How to Get Good—Really Good!—at Fiberoptic Intubation

I live in Colorado and I like to ski.  When I began learning how to ski, I did so on very gentle green runs.  This is true of almost all skiers and snowboarders.  As a beginner, you learn on the easy stuff before attempting the more difficult stuff. 

But a not-so-funny thing happens on the way to intubating a patient with a flexible endoscope.  The clinician who is not familiar, not comfortable, not facile with the instrument doesn’t attempt to utilize it until he encounters a very difficult airway.  Chances are he has already tried and failed with his difficult airway tool of choice—most commonly a video laryngoscope.  With few options left, the patient deteriorating steadily and the situation rapidly becoming desperate, then and only then does the clinician attempt to intubate endoscopically.  The anatomy is already difficult and multiple attempts to intubate laryngoscopically have traumatized the soft tissues of the pharynx.  This clinician is much more likely to fail than he is to succeed.  He probably is just a beginner at flexible endoscopic intubation.  He has only attempted it a few times, if at all.  He has made the critical mistake of trying to learn on a double-black diamond run.  It is no wonder that many (most) clinicians will not bother attempting flexible endoscopic intubation in a difficult airway situation.  This is simply wrong.

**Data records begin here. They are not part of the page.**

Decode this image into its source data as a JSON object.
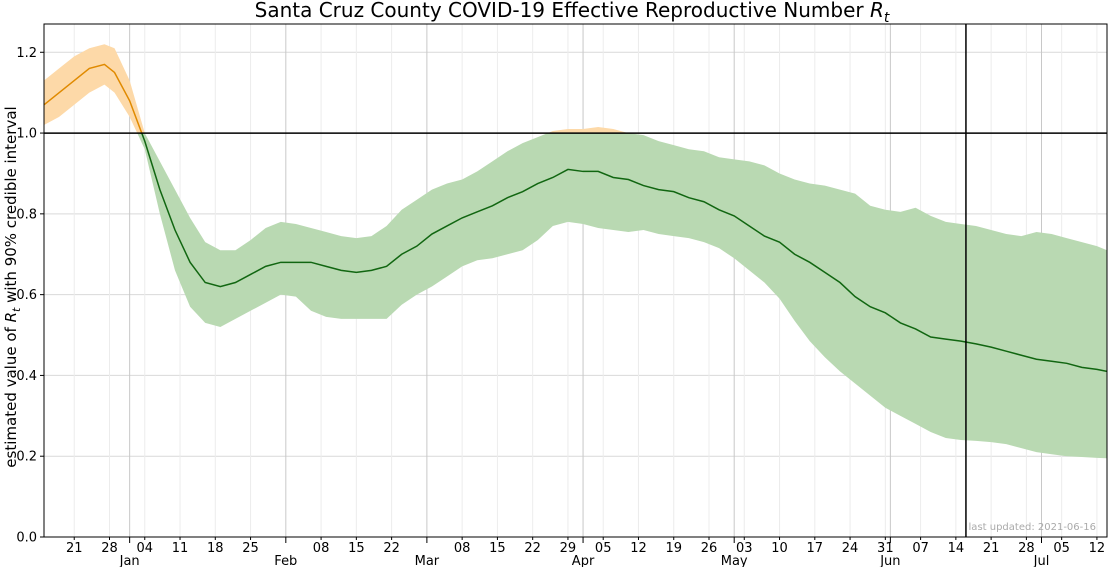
{
  "chart_data": {
    "type": "line",
    "title": "Santa Cruz County COVID-19 Effective Reproductive Number ",
    "title_symbol": "R",
    "title_subscript": "t",
    "ylabel_prefix": "estimated value of ",
    "ylabel_symbol": "R",
    "ylabel_subscript": "t",
    "ylabel_suffix": " with 90% credible interval",
    "ylim": [
      0.0,
      1.27
    ],
    "y_ticks": [
      "0.0",
      "0.2",
      "0.4",
      "0.6",
      "0.8",
      "1.0",
      "1.2"
    ],
    "x_range": [
      "2020-12-15",
      "2021-07-14"
    ],
    "reference_line_y": 1.0,
    "reference_line_x": "2021-06-16",
    "grid": true,
    "minor_ticks": [
      {
        "date": "2020-12-21",
        "label": "21"
      },
      {
        "date": "2020-12-28",
        "label": "28"
      },
      {
        "date": "2021-01-04",
        "label": "04"
      },
      {
        "date": "2021-01-11",
        "label": "11"
      },
      {
        "date": "2021-01-18",
        "label": "18"
      },
      {
        "date": "2021-01-25",
        "label": "25"
      },
      {
        "date": "2021-02-08",
        "label": "08"
      },
      {
        "date": "2021-02-15",
        "label": "15"
      },
      {
        "date": "2021-02-22",
        "label": "22"
      },
      {
        "date": "2021-03-08",
        "label": "08"
      },
      {
        "date": "2021-03-15",
        "label": "15"
      },
      {
        "date": "2021-03-22",
        "label": "22"
      },
      {
        "date": "2021-03-29",
        "label": "29"
      },
      {
        "date": "2021-04-05",
        "label": "05"
      },
      {
        "date": "2021-04-12",
        "label": "12"
      },
      {
        "date": "2021-04-19",
        "label": "19"
      },
      {
        "date": "2021-04-26",
        "label": "26"
      },
      {
        "date": "2021-05-03",
        "label": "03"
      },
      {
        "date": "2021-05-10",
        "label": "10"
      },
      {
        "date": "2021-05-17",
        "label": "17"
      },
      {
        "date": "2021-05-24",
        "label": "24"
      },
      {
        "date": "2021-05-31",
        "label": "31"
      },
      {
        "date": "2021-06-07",
        "label": "07"
      },
      {
        "date": "2021-06-14",
        "label": "14"
      },
      {
        "date": "2021-06-21",
        "label": "21"
      },
      {
        "date": "2021-06-28",
        "label": "28"
      },
      {
        "date": "2021-07-05",
        "label": "05"
      },
      {
        "date": "2021-07-12",
        "label": "12"
      }
    ],
    "major_ticks": [
      {
        "date": "2021-01-01",
        "label": "Jan"
      },
      {
        "date": "2021-02-01",
        "label": "Feb"
      },
      {
        "date": "2021-03-01",
        "label": "Mar"
      },
      {
        "date": "2021-04-01",
        "label": "Apr"
      },
      {
        "date": "2021-05-01",
        "label": "May"
      },
      {
        "date": "2021-06-01",
        "label": "Jun"
      },
      {
        "date": "2021-07-01",
        "label": "Jul"
      }
    ],
    "colors": {
      "above_line": "#e08a00",
      "above_band": "#fdd9a8",
      "below_line": "#116611",
      "below_band": "#b9d9b2"
    },
    "series": [
      {
        "x": [
          "2020-12-15",
          "2020-12-18",
          "2020-12-21",
          "2020-12-24",
          "2020-12-27",
          "2020-12-29",
          "2021-01-01",
          "2021-01-04",
          "2021-01-07",
          "2021-01-10",
          "2021-01-13",
          "2021-01-16",
          "2021-01-19",
          "2021-01-22",
          "2021-01-25",
          "2021-01-28",
          "2021-01-31",
          "2021-02-03",
          "2021-02-06",
          "2021-02-09",
          "2021-02-12",
          "2021-02-15",
          "2021-02-18",
          "2021-02-21",
          "2021-02-24",
          "2021-02-27",
          "2021-03-02",
          "2021-03-05",
          "2021-03-08",
          "2021-03-11",
          "2021-03-14",
          "2021-03-17",
          "2021-03-20",
          "2021-03-23",
          "2021-03-26",
          "2021-03-29",
          "2021-04-01",
          "2021-04-04",
          "2021-04-07",
          "2021-04-10",
          "2021-04-13",
          "2021-04-16",
          "2021-04-19",
          "2021-04-22",
          "2021-04-25",
          "2021-04-28",
          "2021-05-01",
          "2021-05-04",
          "2021-05-07",
          "2021-05-10",
          "2021-05-13",
          "2021-05-16",
          "2021-05-19",
          "2021-05-22",
          "2021-05-25",
          "2021-05-28",
          "2021-05-31",
          "2021-06-03",
          "2021-06-06",
          "2021-06-09",
          "2021-06-12",
          "2021-06-15",
          "2021-06-18",
          "2021-06-21",
          "2021-06-24",
          "2021-06-27",
          "2021-06-30",
          "2021-07-03",
          "2021-07-06",
          "2021-07-09",
          "2021-07-12",
          "2021-07-14"
        ],
        "median": [
          1.07,
          1.1,
          1.13,
          1.16,
          1.17,
          1.15,
          1.08,
          0.98,
          0.86,
          0.76,
          0.68,
          0.63,
          0.62,
          0.63,
          0.65,
          0.67,
          0.68,
          0.68,
          0.68,
          0.67,
          0.66,
          0.655,
          0.66,
          0.67,
          0.7,
          0.72,
          0.75,
          0.77,
          0.79,
          0.805,
          0.82,
          0.84,
          0.855,
          0.875,
          0.89,
          0.91,
          0.905,
          0.905,
          0.89,
          0.885,
          0.87,
          0.86,
          0.855,
          0.84,
          0.83,
          0.81,
          0.795,
          0.77,
          0.745,
          0.73,
          0.7,
          0.68,
          0.655,
          0.63,
          0.595,
          0.57,
          0.555,
          0.53,
          0.515,
          0.495,
          0.49,
          0.485,
          0.478,
          0.47,
          0.46,
          0.45,
          0.44,
          0.435,
          0.43,
          0.42,
          0.415,
          0.41
        ],
        "lower": [
          1.02,
          1.04,
          1.07,
          1.1,
          1.12,
          1.1,
          1.04,
          0.96,
          0.8,
          0.66,
          0.57,
          0.53,
          0.52,
          0.54,
          0.56,
          0.58,
          0.6,
          0.595,
          0.56,
          0.545,
          0.54,
          0.54,
          0.54,
          0.54,
          0.575,
          0.6,
          0.62,
          0.645,
          0.67,
          0.685,
          0.69,
          0.7,
          0.71,
          0.735,
          0.77,
          0.78,
          0.775,
          0.765,
          0.76,
          0.755,
          0.76,
          0.75,
          0.745,
          0.74,
          0.73,
          0.715,
          0.69,
          0.66,
          0.63,
          0.59,
          0.535,
          0.485,
          0.445,
          0.41,
          0.38,
          0.35,
          0.32,
          0.3,
          0.28,
          0.26,
          0.245,
          0.24,
          0.238,
          0.235,
          0.23,
          0.22,
          0.21,
          0.205,
          0.2,
          0.198,
          0.196,
          0.195
        ],
        "upper": [
          1.13,
          1.16,
          1.19,
          1.21,
          1.22,
          1.21,
          1.13,
          1.0,
          0.93,
          0.86,
          0.79,
          0.73,
          0.71,
          0.71,
          0.735,
          0.765,
          0.78,
          0.775,
          0.765,
          0.755,
          0.745,
          0.74,
          0.745,
          0.77,
          0.81,
          0.835,
          0.86,
          0.875,
          0.885,
          0.905,
          0.93,
          0.955,
          0.975,
          0.99,
          1.005,
          1.01,
          1.01,
          1.015,
          1.01,
          1.0,
          0.995,
          0.98,
          0.97,
          0.96,
          0.955,
          0.94,
          0.935,
          0.93,
          0.92,
          0.9,
          0.885,
          0.875,
          0.87,
          0.86,
          0.85,
          0.82,
          0.81,
          0.805,
          0.815,
          0.795,
          0.78,
          0.775,
          0.77,
          0.76,
          0.75,
          0.745,
          0.755,
          0.75,
          0.74,
          0.73,
          0.72,
          0.71
        ]
      }
    ]
  },
  "footnote": "last updated: 2021-06-16"
}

There is a debate within anesthesia circles as to whether or not the flexible endoscope should even be included in the next iteration of the ASA Difficult Airway Algorithm.  If people have never used it, don’t know how to use it, aren’t any good at using it, should it even be an option in a difficult situation?  To me the answer is obvious.  The flexible endoscope is the most versatile, least invasive, least traumatic, safest intubation instrument that has been invented to date.  It can be employed for nasal intubations, oral intubations, in patients of all ages, shapes and sizes, in any position.  Nothing is gentler, kinder, safer or more universally applicable for routine, difficult and emergency airway management.

The key to getting good—really good—at flexible endoscopic intubation is to first learn how to do it on easy airways.  And, just as in skiing, you need to learn the proper technique.  The technique I have described elsewhere is extremely easy to learn and get good at very, very quickly.  But you have to learn and practice on easy airways.  This makes perfect sense.  To try to learn on difficult airways makes no sense.  And after you have gotten to the point where you feel you are quite good, you need to accumulate more and more experience until you can legitimately claim that you are a real expert at this skill.  This skill is extinguishable, so you need to practice it regularly.  There is a very good chance you will put your laryngoscope back in the drawer, where it belongs.